Mit Hilfe der vor wenigen Tagen gestarteten Onlinepetition Save Crypto fordern Bürgerrechtsorganisationen wie Human Rights Watch und Unternehmen wie Mozilla, Twitter und Dropbox von Präsident Obama eine klare Positionierung zugunsten sichererer Verschlüsselung. 55.000 Menschen haben die Petition bereits mitgezeichnet.

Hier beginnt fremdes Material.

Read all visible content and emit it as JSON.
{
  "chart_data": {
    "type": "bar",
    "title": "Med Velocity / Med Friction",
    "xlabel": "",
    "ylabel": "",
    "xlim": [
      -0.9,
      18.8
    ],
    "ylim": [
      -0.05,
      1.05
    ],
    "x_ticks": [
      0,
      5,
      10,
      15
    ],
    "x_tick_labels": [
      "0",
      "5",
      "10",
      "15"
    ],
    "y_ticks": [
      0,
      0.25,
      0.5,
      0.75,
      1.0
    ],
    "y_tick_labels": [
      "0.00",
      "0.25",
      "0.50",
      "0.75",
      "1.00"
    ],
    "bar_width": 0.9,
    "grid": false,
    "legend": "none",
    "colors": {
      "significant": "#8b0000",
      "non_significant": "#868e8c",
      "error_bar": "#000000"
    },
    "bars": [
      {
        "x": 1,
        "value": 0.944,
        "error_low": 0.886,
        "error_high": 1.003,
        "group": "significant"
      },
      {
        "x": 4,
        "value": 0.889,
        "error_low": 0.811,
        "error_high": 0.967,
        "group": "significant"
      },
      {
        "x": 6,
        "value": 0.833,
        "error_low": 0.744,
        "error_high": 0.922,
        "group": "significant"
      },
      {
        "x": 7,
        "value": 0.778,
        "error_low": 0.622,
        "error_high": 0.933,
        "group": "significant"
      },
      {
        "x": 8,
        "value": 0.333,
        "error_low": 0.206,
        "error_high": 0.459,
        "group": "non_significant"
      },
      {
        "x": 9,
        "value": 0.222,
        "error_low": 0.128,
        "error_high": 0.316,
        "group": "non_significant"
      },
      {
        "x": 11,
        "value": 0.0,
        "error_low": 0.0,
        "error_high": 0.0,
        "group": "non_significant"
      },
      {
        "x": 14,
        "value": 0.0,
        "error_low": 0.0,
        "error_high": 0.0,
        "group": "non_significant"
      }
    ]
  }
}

Auch in Industrie und Politik gab es zunehmend Bedenken an den Plänen. Große Unternehmen wie Apple, Facebook und Google entdeckten im vergangenen Jahr die Verschlüsselung für sich und warnten gleichzeitig davor, dass eine neue Gesetzgebung dem Vertrauen in amerikanische Software und somit auch der Wirtschaft nachhaltig schaden könnte. Denn Hintertüren dienen nicht nur den Behörden; sie sind immer auch ein Ziel für Hacker und damit eine potenzielle Bedrohung für alle Nutzer. Niemand kann garantieren, dass ein solcher Zweitschlüssel nicht in die Hände von Kriminellen fällt. Selbst der frühere CIA- und NSA-Direktor Michael Hayden sagte am Dienstag, dass die USA "von besserer Verschlüsselung mehr profitieren als davon, schwache Verschlüsselung einzuschleusen".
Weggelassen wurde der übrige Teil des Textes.